Transforming activity is presented for Neu TM-shift mutants (A) and ΔEC-shift mutants (B). The number of foci/10-cm plate/2.5 μg of DNA is presented. Four to ten plates were counted for each mutant. The SE of the mean is shown. The mock and the positive NeuNT controls are described in MATERIALS AND METHODS.

Figure 3

(A) Dimerization of Neu TM-shift mutants assayed by SDS-PAGE electrophoresis under nonreducing conditions, or reducing conditions (B). Receptors were immunoprecipitated with mAB 7.16.4, run on a 4–12% gradient gel, transferred to nitrocellulose, immunoblotted with C-18 Neu antisera and visualized by ECL. With the exception of the −7 shift, −6 shift, and +7 shift mutants, all other mutants exhibit a significant percentage of the receptor present as a dimer. Note that in the immunoblot shown, recovery of the −1 sample was anomalously low for unknown reasons. This was not observed for the −1 sample in other repeats of this experiment. (C) Tyrosine phosphorylation of Neu TM-shift mutants. RIPA lysates immunoprecipitated with 4G10 anti-phosphotyrosine mAb were electrophoresed on a 4–12% gradient SDS-PAGE gel, transferred to nitrocellulose, immunoblotted for Neu by using C-18 Neu antisera, and detected by ECL. ∗, mutants that exhibit an increase in P-tyr incorporation, which coincides with transformation. (D) Lysates from C were immunoblotted with C-18 Neu antisera to demonstrate approximately equivalent expression of Neu in all samples.

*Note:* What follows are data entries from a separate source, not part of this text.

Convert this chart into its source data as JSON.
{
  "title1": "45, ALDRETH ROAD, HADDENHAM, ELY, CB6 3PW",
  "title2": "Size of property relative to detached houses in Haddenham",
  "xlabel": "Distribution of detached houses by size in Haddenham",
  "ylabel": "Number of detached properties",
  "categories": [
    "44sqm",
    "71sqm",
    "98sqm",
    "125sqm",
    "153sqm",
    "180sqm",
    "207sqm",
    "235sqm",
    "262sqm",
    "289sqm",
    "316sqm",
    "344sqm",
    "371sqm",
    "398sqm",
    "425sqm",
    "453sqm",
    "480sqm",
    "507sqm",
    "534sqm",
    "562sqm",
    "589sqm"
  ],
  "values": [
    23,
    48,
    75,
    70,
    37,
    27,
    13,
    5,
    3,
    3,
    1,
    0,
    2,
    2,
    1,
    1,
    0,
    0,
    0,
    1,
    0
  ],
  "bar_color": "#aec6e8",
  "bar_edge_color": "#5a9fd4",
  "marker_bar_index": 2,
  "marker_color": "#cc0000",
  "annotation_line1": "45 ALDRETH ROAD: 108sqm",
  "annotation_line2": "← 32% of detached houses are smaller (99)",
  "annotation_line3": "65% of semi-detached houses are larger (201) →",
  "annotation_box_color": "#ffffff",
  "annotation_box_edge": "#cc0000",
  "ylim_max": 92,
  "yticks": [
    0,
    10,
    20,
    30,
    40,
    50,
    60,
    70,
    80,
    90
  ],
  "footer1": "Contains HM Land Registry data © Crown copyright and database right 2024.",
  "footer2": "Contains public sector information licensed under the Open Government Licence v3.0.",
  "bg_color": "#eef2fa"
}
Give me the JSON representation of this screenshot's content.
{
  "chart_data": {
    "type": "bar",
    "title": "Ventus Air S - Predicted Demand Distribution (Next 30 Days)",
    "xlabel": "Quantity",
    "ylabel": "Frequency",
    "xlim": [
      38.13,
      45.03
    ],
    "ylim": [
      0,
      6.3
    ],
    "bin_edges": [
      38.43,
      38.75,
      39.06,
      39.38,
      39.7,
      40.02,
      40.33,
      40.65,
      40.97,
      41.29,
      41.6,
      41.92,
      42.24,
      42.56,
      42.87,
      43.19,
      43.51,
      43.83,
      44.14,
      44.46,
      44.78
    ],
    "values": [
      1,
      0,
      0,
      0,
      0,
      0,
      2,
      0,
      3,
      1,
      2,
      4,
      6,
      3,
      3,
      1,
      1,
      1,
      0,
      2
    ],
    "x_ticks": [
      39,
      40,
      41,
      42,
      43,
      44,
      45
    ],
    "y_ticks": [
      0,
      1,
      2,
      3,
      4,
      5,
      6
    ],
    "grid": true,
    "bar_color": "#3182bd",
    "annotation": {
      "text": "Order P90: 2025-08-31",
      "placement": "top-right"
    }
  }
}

Arrows in C and D indicate monomeric Neu receptors.

Figure 4

Fos-luciferase reporter assay. (A) Luciferase activity corresponds to transforming activity in cells transfected with Neu TM-shift mutants. The fold induction relative to mock transfected cells is set at 1. The positive control NeuNT exhibited a 5.4-fold induction. (B) Neu immunoblot of cell lysates demonstrates equivalent expression of the receptor in each sample. The arrow indicates the mobility of receptor monomers.

Figure 5

Restoration of activity to the inactive −2 ΔEC-shift mutant by insertion of additional Val residues in the add-back series. (A) The sequence of each transmembrane domain in this series of mutants is presented. (B) Transforming activity presented as the number of foci/10-cm plate/2.5 μg of DNA. Six plates from three independent experiments were counted. The SE of the mean is shown. The mock and positive NeuNT controls are described in MATERIALS AND METHODS.

Figure 6

(A) Transformation assay of PDGFR-β constructs containing the TM-shift domains. Transforming activity is presented as the number of foci/10-cm plate/1.25 μg of DNA. Four plates were counted for each mutant and the SE of the mean is shown. The negative and positive controls, PDGFR-β/neu and PDGFR-β/neu*, respectively, are described in MATERIALS AND METHODS. (B) Partial summary of RTK families is presented, indicating the transmembrane (TM) and juxtamembrane domains (JM). Separation between the transmembrane domain and the kinase domain varies from ∼35 to 75 residues, depending upon the specific RTK.

Figure 7

Model showing the role of rotational positioning in RTK activation. Moving the dimerization motif across the transmembrane domain rotates the Neu kinase domain monomers in the dimeric complex, leading to periodic activation of the kinase domains.